The pressure wave knocked Clare and the officers to the ground. A fireball shot into the sky, chewing and charring the remains of the barn, and an irregular skirt of fire ripped across the grass from the inferno of twisted metal and glass.
"Holy shit." Hadley pushed up from the ground. "C'mon. Let's get out of here."
They ran for the Aztek. Kevin scrambled into the driver's seat, while Clare and Hadley wedged into the passenger side.
"You sure you can drive?" Hadley said.
" 'Course I can," Kevin said, throwing his SUV into gear. "I'm a good driver. I'm a very good driver."
"Nobody's a good driver when they're high."
"I'm not high! I've never gotten high in my life." He hit the gas.
"God, Flynn. I don't think anyone could be more vanilla unless they were Amish. I'm sorry I debauched you, now."
"Okay, everybody? Hold on. We have to drive really really fast through this fire here." He accelerated toward a wall of flame.
Isabel screamed. "No!" Clare shouted. "You idiot!" Hadley yelled. Then they were in it, and then they were through, jouncing and plunging, careening down the narrow road, bouncing like popcorn kernels inside the SUV.
"We're gonna die," Isabel said tearfully. "We're gonna die." Amado recited something over and over. Clare thought it was the Hail Mary. She dug her hands into the sides of the seat and hung on for dear life.
"That wasn't debauchery.
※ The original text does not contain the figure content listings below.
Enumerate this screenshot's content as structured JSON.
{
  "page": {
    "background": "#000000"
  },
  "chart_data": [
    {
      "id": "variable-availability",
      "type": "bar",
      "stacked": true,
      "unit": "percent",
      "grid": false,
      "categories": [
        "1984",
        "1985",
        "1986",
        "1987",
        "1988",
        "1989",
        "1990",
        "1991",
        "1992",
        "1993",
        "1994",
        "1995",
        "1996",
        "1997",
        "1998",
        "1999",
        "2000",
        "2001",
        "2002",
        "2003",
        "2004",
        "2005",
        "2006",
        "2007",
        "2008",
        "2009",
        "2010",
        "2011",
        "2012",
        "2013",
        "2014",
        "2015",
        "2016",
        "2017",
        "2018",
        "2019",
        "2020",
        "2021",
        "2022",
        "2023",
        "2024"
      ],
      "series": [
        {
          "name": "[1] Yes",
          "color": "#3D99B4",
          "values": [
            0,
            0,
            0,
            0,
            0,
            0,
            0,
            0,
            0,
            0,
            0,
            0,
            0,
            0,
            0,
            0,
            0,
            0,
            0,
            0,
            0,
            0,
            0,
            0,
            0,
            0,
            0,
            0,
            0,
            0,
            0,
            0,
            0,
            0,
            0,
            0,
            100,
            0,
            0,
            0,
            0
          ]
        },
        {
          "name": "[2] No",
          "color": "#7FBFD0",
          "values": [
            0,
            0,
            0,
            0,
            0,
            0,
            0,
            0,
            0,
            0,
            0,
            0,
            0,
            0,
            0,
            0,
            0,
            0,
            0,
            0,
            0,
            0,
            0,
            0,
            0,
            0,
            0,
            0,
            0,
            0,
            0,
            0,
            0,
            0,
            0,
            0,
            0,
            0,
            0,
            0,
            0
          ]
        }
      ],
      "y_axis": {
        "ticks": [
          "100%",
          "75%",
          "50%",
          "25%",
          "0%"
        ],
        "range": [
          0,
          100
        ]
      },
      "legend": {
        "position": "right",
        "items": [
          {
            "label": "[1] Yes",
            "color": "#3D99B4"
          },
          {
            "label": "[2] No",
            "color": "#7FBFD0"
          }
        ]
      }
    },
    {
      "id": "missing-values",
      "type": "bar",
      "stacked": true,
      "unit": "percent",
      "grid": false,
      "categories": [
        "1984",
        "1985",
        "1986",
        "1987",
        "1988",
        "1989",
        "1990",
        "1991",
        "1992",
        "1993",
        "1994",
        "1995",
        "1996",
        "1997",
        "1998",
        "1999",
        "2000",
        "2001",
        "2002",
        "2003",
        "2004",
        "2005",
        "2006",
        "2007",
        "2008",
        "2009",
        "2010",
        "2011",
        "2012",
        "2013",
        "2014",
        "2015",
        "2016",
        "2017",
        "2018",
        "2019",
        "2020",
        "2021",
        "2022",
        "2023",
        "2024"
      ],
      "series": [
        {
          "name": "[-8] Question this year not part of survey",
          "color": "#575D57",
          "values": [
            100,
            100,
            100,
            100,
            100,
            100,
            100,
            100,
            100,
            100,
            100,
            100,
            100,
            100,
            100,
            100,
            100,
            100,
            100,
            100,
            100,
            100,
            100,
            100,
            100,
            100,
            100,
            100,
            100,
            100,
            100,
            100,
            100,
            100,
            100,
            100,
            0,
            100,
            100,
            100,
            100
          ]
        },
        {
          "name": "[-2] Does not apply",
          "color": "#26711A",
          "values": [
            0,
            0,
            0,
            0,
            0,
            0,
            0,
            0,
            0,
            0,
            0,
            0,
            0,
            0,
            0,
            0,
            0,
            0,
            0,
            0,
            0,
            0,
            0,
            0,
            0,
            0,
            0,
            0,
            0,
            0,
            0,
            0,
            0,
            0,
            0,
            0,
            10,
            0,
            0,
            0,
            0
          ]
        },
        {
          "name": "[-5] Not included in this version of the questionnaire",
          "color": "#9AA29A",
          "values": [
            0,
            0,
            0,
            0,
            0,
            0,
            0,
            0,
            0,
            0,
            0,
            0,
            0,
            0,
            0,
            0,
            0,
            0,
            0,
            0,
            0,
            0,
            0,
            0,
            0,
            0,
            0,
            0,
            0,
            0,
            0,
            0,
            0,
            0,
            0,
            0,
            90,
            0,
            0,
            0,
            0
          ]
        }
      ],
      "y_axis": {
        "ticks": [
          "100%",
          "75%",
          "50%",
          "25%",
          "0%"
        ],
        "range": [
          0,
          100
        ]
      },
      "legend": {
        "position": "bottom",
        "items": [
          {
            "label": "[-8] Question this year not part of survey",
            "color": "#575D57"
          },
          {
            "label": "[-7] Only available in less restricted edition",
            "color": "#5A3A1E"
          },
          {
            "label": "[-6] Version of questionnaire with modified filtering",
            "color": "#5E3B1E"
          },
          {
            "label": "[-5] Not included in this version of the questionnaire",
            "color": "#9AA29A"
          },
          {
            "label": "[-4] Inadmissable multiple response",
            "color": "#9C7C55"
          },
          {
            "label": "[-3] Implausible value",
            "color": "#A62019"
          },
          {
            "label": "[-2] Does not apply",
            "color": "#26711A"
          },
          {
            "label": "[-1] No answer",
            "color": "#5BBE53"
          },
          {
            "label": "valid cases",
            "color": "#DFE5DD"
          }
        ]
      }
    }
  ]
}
That was love." Kevin's voice softened, although his foot was as heavy as ever. "Love, love, love," he sang.
"Aw, Flynn. I'm sorry. I was harshin' you. You're a good man. You're too good for me."
Clare felt tears welling up in her eyes. "You guys are beautiful. You wanna get married? I can do it, you know. Just say the word."
Lyle MacAuley rolled his cruiser to a stop between Flynn's Aztek and the crumpled remains of Clare Fergusson's car. Beside him, one of the responding EMT crews worked to extricate someone from the upside-down wreck. Christly hell. If he had to tell Russ she was-he wouldn't do it. He'd go home, get his things together, and leave for Florida.
He got out of his unit. Behind him, the last of the Millers Kill Volunteer Fire Department trucks screamed uphill toward the mountain road. The Corinth and Lake Luzerne departments were on the way.
"Whaddaya got?"
"One guy. Broken collarbone, two broken legs. Concussion, probably." The EMT leaned back so Lyle could get a glimpse. "Know him?"
Lyle looked at the studs and tattoos. "Not as well as I'm going to." He straightened. "Was there a woman inside?"
"Nope."
Thank God for that. So where the hell was she? And where were Kevin and Hadley? He heard a noise. Circled, slowly, trying to pinpoint it. Coming from Kevin's Aztek. He walked closer. It was… what the hell?… voices. A bunch of 'em. Singing "All You Need Is Love."